An Emperor dreamt he was a butterfly. Flitting and fluttering around, doing as he pleased, he was happy with his life. He didn’t know he was an Emperor. Then he woke up to find that he was the Emperor. But was he an Emperor who had dreamt he was a butterfly or a butterfly dreaming he was an Emperor?—Chinese Folktale
As my finger pulled the trigger and death claimed my body, I woke up. I remembered that it had all been a dream, and that reality was an eternity spent drifting in an endless fog. Life was a dream, or in my case, a nightmare. Heaven is my reality and there is no hell. No, hell is a personal thing, when you know you had a chance for happiness and you squandered it. Hell is waking up to find it was all a dream. The nightmare I’d called life was preferable to the truth- that it was all a lie.

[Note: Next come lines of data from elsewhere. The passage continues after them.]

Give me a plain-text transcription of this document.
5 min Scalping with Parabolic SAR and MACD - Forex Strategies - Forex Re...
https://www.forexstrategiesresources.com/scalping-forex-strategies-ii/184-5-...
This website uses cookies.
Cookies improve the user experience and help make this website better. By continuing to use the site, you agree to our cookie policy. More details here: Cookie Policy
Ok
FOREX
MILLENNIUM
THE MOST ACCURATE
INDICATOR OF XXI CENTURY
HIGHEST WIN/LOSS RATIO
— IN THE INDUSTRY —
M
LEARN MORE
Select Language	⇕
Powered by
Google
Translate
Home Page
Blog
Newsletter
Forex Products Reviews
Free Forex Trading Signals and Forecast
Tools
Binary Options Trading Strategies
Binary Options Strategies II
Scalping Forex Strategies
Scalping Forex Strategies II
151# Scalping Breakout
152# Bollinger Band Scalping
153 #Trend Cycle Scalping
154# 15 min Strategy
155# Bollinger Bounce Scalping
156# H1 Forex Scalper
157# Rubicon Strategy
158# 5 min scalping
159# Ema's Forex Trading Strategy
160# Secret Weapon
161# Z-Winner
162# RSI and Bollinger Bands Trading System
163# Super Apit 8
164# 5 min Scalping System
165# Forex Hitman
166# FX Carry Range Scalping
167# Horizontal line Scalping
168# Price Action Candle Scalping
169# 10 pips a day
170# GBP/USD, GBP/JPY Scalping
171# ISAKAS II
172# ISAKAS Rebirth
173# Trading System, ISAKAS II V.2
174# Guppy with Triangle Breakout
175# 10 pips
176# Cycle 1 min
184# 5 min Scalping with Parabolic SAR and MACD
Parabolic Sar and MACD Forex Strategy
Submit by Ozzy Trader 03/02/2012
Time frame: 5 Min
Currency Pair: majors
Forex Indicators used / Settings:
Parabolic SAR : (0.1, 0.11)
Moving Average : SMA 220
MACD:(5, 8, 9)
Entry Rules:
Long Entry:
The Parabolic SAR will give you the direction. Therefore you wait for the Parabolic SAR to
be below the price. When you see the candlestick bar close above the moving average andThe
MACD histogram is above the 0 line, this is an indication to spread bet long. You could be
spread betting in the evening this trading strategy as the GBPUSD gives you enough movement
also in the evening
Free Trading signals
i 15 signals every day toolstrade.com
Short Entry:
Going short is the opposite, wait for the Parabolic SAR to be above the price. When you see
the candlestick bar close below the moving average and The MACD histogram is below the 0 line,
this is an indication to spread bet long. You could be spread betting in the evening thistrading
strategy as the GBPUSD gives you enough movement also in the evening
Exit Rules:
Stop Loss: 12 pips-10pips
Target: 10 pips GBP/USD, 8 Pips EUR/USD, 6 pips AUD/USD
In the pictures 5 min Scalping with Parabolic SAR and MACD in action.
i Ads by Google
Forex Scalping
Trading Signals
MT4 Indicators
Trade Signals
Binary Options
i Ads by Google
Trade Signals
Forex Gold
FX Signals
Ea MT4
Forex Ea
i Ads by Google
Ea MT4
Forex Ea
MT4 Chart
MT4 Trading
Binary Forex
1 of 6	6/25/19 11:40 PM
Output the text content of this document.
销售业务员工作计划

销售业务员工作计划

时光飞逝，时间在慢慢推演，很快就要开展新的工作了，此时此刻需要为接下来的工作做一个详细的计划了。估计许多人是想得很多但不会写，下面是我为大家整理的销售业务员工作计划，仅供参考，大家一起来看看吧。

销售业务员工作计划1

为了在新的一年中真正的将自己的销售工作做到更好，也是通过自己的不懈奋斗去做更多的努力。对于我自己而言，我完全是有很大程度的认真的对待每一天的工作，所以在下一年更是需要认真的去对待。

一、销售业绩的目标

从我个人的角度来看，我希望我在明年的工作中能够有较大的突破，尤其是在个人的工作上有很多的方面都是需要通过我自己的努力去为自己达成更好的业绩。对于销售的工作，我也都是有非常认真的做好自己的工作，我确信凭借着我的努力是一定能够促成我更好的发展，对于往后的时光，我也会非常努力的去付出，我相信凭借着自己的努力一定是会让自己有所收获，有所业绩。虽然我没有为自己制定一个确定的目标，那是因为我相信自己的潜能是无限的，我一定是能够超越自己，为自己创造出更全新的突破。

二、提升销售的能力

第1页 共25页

I’d never really been born. No one is. Instead, on occasion we fall asleep, giving us the chance to dream of an existence that is meaningful.
If only I had remembered.
Perhaps those who had lived and loved as intended woke to cherish those days. As they float in this fog around me, unseen, perhaps they are happy. They would have no regrets. For me, reality is unbearable. I had the chance to do something wonderful, and I squandered it.
There is no hell, but regrets forge a place not unlike hell. The nightmare I had called life was preferable to this. I would go back in a heartbeat. But I can’t. Instead I will spend eternity going over every wrong move I’d made, every bad decision, and pray for a way to go back and do it over.
If only I had been born a butterfly.